Wiping down countertops, handrails and other surfaces is a common way to ensure safety. Some people have also gone to the extreme of disinfecting packages brought into their homes, both by themselves or by delivery services.

University of Sydney virologist Timothy Newsome said virus traces found on packaging could be infectious or non-infectious. The extremely sensitive tests being used can detect both active viruses and their remnants, without being able to distinguish between them.

"It is possible and may represent some risk, but it's certainly at the lower end of risk for transmission," he said.

"We know low temperatures do stabilise the virus. Nonetheless, I think things which have been transported and surface transmission - there's a low risk of it."

Andrew Pekosz, from Johns Hopkins University's Bloomberg School of Public Health, said a positive test "doesn't indicate infectious virus, just that some signal from the virus is present on that surface".

"I've seen no convincing data that SARS-CoV-2 on food packaging poses a significant risk for infection," he said.

04:35 AM

China bans frozen imported prawns amid virus concern

China says it has detected coronavirus on packages of imported frozen food, but how valid are its claims and how serious is the threat to public health?

Frozen prawns imported from an Ecuadorian company were banned for one week on Tuesday in a continuing series of such temporary bans.

While experts say the virus can survive for a time on cardboard and plastic containers, it remains unclear how serious a risk that poses. Like so many issues surrounding the pandemic, the matter has swiftly become politicised.

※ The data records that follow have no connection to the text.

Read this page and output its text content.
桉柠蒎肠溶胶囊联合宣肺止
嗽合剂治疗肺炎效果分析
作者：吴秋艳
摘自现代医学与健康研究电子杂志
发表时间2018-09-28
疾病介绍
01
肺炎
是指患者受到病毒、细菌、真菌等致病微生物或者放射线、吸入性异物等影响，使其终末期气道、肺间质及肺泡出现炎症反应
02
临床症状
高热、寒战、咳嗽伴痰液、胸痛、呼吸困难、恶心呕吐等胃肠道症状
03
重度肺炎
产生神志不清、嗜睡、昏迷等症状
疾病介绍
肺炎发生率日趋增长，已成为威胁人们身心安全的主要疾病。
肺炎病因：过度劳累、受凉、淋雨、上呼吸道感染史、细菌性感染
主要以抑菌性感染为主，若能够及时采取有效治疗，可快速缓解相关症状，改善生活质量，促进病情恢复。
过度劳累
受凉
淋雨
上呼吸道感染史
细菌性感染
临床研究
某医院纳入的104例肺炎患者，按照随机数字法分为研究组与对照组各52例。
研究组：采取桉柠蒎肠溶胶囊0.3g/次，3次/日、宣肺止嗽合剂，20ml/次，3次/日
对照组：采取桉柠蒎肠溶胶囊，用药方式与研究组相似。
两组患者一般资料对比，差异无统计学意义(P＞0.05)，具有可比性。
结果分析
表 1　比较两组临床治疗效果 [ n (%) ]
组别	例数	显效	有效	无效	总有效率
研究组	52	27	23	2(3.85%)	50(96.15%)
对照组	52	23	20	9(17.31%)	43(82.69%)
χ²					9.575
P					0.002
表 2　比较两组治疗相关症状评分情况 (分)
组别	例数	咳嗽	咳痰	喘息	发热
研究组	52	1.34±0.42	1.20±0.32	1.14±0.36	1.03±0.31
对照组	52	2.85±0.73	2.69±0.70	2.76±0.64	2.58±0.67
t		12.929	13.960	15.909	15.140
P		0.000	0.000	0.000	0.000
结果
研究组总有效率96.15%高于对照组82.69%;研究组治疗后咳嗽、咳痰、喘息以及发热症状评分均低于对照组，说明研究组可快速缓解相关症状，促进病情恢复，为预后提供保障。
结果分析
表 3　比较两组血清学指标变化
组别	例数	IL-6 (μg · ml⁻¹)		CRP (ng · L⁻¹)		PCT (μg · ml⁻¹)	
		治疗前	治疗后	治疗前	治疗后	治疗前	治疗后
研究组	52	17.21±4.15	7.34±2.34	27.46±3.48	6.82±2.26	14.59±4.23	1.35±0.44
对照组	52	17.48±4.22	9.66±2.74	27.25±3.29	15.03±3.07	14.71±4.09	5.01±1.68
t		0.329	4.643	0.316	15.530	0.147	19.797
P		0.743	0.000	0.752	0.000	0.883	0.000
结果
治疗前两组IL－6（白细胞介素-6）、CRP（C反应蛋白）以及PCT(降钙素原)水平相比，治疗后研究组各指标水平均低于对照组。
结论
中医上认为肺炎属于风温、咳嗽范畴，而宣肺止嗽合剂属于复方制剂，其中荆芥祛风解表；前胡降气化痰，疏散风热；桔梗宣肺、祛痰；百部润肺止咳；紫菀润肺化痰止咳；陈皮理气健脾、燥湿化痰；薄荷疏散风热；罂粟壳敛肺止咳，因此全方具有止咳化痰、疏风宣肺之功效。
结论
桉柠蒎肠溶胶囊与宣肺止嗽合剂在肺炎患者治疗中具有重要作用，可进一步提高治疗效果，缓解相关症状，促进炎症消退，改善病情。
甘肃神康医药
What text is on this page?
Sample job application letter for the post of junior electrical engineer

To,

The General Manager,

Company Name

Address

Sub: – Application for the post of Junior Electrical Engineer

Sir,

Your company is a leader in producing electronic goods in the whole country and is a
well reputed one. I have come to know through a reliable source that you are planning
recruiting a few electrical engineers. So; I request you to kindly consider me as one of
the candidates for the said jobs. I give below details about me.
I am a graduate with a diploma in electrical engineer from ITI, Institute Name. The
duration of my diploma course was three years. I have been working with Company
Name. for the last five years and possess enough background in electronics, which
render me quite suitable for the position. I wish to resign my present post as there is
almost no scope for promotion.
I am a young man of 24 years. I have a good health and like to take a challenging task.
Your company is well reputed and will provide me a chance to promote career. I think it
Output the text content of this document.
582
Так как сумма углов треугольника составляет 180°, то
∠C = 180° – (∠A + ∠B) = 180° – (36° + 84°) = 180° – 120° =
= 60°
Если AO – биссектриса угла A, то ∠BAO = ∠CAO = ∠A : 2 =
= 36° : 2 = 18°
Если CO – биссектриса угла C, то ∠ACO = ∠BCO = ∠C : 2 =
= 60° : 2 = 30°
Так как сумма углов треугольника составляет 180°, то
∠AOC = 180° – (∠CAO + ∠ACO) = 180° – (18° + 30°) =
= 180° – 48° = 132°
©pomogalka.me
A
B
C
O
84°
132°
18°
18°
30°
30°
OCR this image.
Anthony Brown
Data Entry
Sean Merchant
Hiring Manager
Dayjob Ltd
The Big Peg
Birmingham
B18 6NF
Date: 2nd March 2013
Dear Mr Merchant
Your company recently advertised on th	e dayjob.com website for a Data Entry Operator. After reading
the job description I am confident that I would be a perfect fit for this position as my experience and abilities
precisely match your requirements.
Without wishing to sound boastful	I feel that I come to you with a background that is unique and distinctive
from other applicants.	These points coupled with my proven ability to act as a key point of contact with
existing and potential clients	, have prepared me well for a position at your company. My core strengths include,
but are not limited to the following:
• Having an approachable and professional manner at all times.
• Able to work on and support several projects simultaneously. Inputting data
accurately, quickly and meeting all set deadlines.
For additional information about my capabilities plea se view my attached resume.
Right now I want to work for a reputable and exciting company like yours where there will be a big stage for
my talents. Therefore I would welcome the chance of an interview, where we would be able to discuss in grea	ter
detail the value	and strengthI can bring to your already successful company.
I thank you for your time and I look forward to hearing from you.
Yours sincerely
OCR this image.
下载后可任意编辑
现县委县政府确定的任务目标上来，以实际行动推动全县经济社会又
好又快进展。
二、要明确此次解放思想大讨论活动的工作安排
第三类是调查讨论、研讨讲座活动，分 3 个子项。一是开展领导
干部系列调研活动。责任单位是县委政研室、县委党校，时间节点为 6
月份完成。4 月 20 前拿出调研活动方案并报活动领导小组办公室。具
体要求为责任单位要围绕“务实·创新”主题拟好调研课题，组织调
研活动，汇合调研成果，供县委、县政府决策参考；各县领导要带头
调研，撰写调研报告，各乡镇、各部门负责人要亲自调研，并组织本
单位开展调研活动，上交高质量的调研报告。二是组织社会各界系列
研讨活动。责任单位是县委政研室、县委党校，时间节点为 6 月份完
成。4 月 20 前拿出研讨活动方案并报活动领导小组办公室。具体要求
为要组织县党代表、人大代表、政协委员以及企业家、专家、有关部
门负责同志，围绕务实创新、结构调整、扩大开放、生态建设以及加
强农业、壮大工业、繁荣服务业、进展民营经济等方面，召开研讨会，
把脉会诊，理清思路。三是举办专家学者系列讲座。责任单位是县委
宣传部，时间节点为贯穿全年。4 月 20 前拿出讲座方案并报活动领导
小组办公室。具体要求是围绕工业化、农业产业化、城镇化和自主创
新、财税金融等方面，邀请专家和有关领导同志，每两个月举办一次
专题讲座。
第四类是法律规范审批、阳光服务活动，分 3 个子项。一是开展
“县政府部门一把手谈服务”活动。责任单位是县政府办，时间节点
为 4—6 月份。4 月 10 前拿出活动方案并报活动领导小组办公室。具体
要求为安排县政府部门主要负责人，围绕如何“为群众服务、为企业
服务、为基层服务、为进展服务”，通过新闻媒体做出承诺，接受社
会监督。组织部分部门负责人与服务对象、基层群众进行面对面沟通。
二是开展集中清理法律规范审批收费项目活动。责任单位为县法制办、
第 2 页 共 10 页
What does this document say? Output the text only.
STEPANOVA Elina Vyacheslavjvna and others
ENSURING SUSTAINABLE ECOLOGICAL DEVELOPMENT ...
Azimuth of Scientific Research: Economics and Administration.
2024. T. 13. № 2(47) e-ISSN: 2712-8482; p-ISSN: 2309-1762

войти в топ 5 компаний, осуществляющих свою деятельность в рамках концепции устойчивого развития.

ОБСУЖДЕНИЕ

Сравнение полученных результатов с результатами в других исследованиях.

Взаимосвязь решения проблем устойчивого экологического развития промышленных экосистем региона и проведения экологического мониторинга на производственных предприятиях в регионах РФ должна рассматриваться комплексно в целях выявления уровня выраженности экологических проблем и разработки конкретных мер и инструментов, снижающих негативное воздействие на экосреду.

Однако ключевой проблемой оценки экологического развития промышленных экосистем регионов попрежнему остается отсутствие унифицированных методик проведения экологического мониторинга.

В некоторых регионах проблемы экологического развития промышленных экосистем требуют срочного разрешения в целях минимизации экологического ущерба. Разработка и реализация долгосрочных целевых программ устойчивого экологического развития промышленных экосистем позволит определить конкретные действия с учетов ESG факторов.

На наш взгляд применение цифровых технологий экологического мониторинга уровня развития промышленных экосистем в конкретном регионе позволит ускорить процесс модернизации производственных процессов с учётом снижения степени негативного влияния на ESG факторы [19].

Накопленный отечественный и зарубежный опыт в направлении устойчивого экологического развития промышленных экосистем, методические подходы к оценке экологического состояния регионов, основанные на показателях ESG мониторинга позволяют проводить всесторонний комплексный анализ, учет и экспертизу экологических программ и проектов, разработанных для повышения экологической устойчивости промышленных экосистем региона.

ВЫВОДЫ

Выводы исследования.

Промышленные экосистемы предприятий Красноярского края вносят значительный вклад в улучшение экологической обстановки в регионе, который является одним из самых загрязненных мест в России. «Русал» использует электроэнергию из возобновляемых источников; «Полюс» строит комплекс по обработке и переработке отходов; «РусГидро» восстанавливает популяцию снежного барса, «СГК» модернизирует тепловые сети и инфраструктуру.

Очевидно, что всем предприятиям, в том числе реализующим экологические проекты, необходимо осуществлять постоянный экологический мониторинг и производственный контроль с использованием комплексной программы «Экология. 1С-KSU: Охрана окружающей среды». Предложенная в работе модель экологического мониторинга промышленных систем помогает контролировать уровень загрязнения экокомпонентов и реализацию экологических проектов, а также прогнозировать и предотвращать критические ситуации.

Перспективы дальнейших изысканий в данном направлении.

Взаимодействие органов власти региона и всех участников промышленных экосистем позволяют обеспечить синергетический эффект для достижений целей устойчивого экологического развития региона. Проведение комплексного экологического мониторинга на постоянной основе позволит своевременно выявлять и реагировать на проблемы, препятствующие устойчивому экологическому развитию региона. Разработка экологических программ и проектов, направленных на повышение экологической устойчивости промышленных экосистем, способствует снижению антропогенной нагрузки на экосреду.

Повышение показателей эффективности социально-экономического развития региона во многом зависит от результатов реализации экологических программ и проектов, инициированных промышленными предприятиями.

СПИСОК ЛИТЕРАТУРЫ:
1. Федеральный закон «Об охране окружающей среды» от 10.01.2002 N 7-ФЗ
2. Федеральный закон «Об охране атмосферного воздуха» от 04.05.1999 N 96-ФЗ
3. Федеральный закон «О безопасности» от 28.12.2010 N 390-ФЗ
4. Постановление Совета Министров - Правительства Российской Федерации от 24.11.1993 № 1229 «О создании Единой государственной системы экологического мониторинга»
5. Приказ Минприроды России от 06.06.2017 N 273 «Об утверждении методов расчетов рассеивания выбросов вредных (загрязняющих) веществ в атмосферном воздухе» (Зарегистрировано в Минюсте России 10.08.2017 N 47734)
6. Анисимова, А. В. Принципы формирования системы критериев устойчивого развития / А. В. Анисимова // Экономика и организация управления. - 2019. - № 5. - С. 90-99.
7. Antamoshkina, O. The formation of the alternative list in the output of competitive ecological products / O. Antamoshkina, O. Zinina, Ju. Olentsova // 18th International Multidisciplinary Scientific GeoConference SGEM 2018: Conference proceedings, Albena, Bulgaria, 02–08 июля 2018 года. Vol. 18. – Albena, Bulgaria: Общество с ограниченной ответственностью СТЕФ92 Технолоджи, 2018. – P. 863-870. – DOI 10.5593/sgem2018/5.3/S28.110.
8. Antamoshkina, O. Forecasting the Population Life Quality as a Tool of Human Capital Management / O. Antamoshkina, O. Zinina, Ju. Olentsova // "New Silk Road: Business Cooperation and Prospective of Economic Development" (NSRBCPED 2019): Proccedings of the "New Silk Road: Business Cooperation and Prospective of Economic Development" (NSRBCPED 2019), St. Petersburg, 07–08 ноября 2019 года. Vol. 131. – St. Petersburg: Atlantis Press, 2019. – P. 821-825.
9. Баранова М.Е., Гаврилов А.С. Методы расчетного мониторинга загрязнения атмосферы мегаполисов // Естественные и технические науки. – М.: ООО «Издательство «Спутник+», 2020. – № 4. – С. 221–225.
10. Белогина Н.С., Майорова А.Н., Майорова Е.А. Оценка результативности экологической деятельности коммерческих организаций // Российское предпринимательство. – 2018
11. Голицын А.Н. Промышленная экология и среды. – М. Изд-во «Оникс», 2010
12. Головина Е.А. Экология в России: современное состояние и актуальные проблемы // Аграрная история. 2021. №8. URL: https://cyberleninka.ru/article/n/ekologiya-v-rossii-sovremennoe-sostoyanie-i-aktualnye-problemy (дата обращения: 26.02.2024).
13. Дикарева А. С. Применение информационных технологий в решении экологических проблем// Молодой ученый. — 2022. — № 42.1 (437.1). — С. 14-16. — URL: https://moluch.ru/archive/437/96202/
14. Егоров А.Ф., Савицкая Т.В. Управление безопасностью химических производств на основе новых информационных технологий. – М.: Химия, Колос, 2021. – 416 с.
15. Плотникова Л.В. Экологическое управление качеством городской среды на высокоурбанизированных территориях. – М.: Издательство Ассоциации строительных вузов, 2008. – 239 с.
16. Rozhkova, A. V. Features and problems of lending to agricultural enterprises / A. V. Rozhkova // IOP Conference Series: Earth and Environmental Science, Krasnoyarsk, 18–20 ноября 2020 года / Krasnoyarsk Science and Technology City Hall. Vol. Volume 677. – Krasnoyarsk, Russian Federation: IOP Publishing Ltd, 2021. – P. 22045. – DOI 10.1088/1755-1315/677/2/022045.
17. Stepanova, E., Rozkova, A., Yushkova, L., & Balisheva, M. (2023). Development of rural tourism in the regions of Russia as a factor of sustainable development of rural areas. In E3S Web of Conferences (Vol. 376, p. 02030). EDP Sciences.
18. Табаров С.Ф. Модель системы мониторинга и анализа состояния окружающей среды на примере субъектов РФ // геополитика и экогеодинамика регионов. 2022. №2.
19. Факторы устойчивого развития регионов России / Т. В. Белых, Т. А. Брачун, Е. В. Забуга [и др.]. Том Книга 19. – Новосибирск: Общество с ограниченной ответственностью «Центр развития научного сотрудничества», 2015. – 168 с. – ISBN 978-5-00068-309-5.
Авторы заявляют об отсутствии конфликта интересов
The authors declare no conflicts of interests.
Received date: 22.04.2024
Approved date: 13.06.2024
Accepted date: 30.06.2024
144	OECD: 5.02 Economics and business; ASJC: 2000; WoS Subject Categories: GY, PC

China has rejected complaints from the US and others, saying it is putting people's lives first. Experts say they generally don't consider the presence of the virus on packaging to be a significant health risk.

Packaging first became a major issue with outbreaks in China linked to wholesale food markets, including one in June on the outskirts of Beijing. That prompted the removal of smoked salmon from supermarket shelves and has snowballed into multiple cases nationwide involving chicken, beef and seafood from nearly two dozen countries.

At some supermarkets, imported meat now comes with a sticker declaring it to be virus-free.

Infections among freight handlers have also placed suspicion on packaging. Person-to-person transmission hasn't been ruled out, however, and China has yet to release evidence that packaging was indeed the route of infection.